Autre tendance, de plus en plus de centres autos proposent à leurs clients de se déplacer sur site pour réaliser un audit de leurs flottes. Après une expérience auprès des parcs des poids lourds, Euromaster vient de lancer une offre équivalente pour les véhicules légers. Le conseiller technique réalise un examen visuel des pneus, du pare-brise, des balais d’essuie-glace et des équipements visibles et préconise les travaux nécessaires. « Lors d’une visite sur un parc de 100 véhicules, le technicien détecte des anomalies sur 25 d’entre eux, affirme Jean-Michel Fauron, directeur commercial. Pour les flottes de véhicules industriels sur lesquelles nous intervenons en prédictif depuis vingt-cinq ans, le nombre de dépannages diminue de 30 % et leur coût baisse d’un tiers. »
Des coûts d’entretien importants
Les solutions proposées reposent sur le principe bien connu en médecine : mieux vaut prévenir que guérir. Surveiller l’état de fonctionnement des véhicules permet d’anticiper les pannes, les casses et les accidents. D’où une maîtrise renforcée des coûts et une sécurité préservée pour les conducteurs.
Dans le cadre de l’une de ses études publiées en 2018, l’Observatoire du véhicule d’entreprise (OVE) estime à 20,7 % la part de l’entretien, des pneumatiques et de l’assurance dans le coût total d’utilisation d’une automobile. Troisième poste de dépense derrière la dépréciation et les charges fiscales et sociales, ce budget est resté stable en 2018. S’il représente un cinquième du budget automobile, ce poste influe également sur les consommations de carburant. Un véhicule mal entretenu et aux pneus sous-gonflés devra passer plus souvent à la pompe. Enfin, un dysfonctionnement ignoré peut provoquer un accident grave avec des coûts humains souvent lourds et un risque de désorganisation important pour l’un des services d’une grande entreprise ou pour l’ensemble d’une PME ou d’une TPE.
Autre élément d’appréciation, Carméléon, un spécialiste de la réparation rapide, vient d’introduire la notion de Total Cost of Repair (TCR) ou coût total de réparation. Au coût direct, le montant des réparations, il faut ajouter des coûts cachés (convoyage jusqu’au garage, taxi, véhicule de remplacement, etc.). Ces derniers représenteraient de 10 % à 25 % du TCR. Une raison de plus pour éviter les réparations par la mise en place d’une maintenance prédictive.

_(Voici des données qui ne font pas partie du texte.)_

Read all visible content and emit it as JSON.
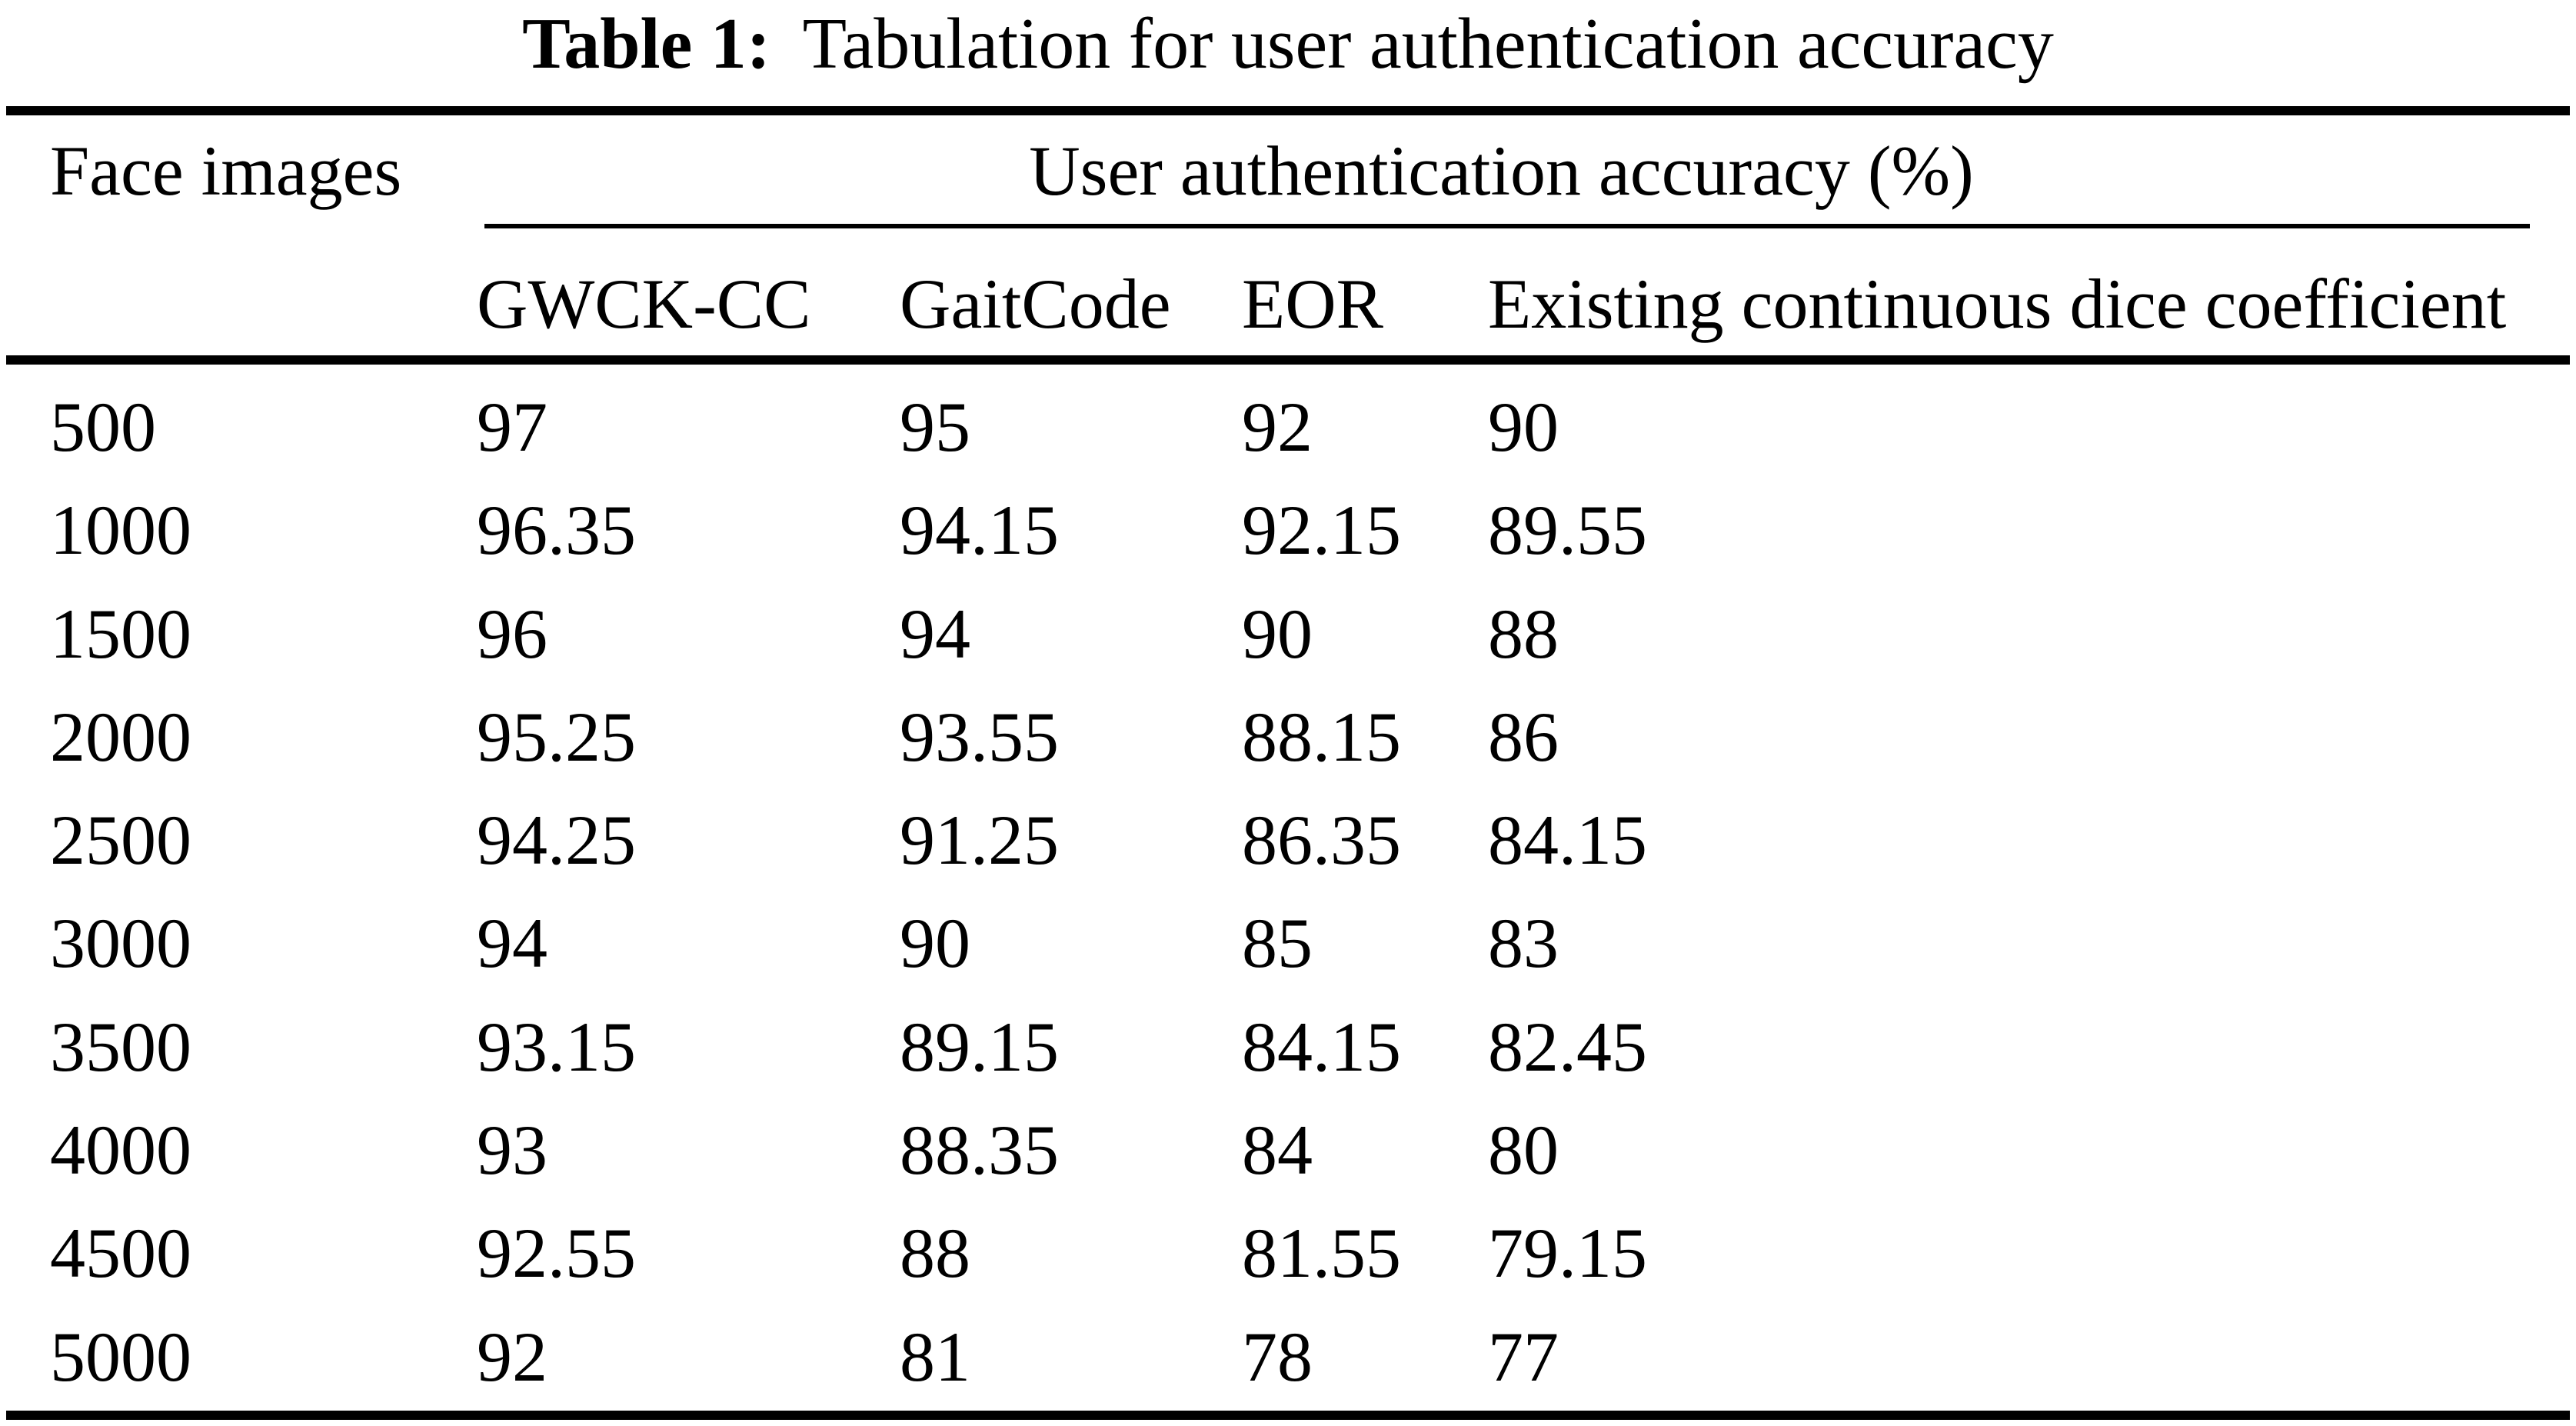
{
  "caption": {
    "label": "Table 1:",
    "text": "Tabulation for user authentication accuracy"
  },
  "table": {
    "row_header": "Face images",
    "group_header": "User authentication accuracy (%)",
    "columns": [
      "GWCK-CC",
      "GaitCode",
      "EOR",
      "Existing continuous dice coefficient"
    ],
    "rows": [
      {
        "face_images": "500",
        "values": [
          "97",
          "95",
          "92",
          "90"
        ]
      },
      {
        "face_images": "1000",
        "values": [
          "96.35",
          "94.15",
          "92.15",
          "89.55"
        ]
      },
      {
        "face_images": "1500",
        "values": [
          "96",
          "94",
          "90",
          "88"
        ]
      },
      {
        "face_images": "2000",
        "values": [
          "95.25",
          "93.55",
          "88.15",
          "86"
        ]
      },
      {
        "face_images": "2500",
        "values": [
          "94.25",
          "91.25",
          "86.35",
          "84.15"
        ]
      },
      {
        "face_images": "3000",
        "values": [
          "94",
          "90",
          "85",
          "83"
        ]
      },
      {
        "face_images": "3500",
        "values": [
          "93.15",
          "89.15",
          "84.15",
          "82.45"
        ]
      },
      {
        "face_images": "4000",
        "values": [
          "93",
          "88.35",
          "84",
          "80"
        ]
      },
      {
        "face_images": "4500",
        "values": [
          "92.55",
          "88",
          "81.55",
          "79.15"
        ]
      },
      {
        "face_images": "5000",
        "values": [
          "92",
          "81",
          "78",
          "77"
        ]
      }
    ],
    "colors": {
      "text": "#000000",
      "background": "#ffffff",
      "rule": "#000000"
    }
  }
}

Prochaine étape, les informations collectées dans le véhicule pourront être transmises directement aux ateliers. Non seulement la prise de rendez-vous avec le garage se fera automatiquement mais le mécanicien disposera des informations en amont pour commander les pièces et ainsi immobiliser le véhicule le moins longtemps possible. Un véritable Graal pour les gestionnaires de flottes et leurs prestataires.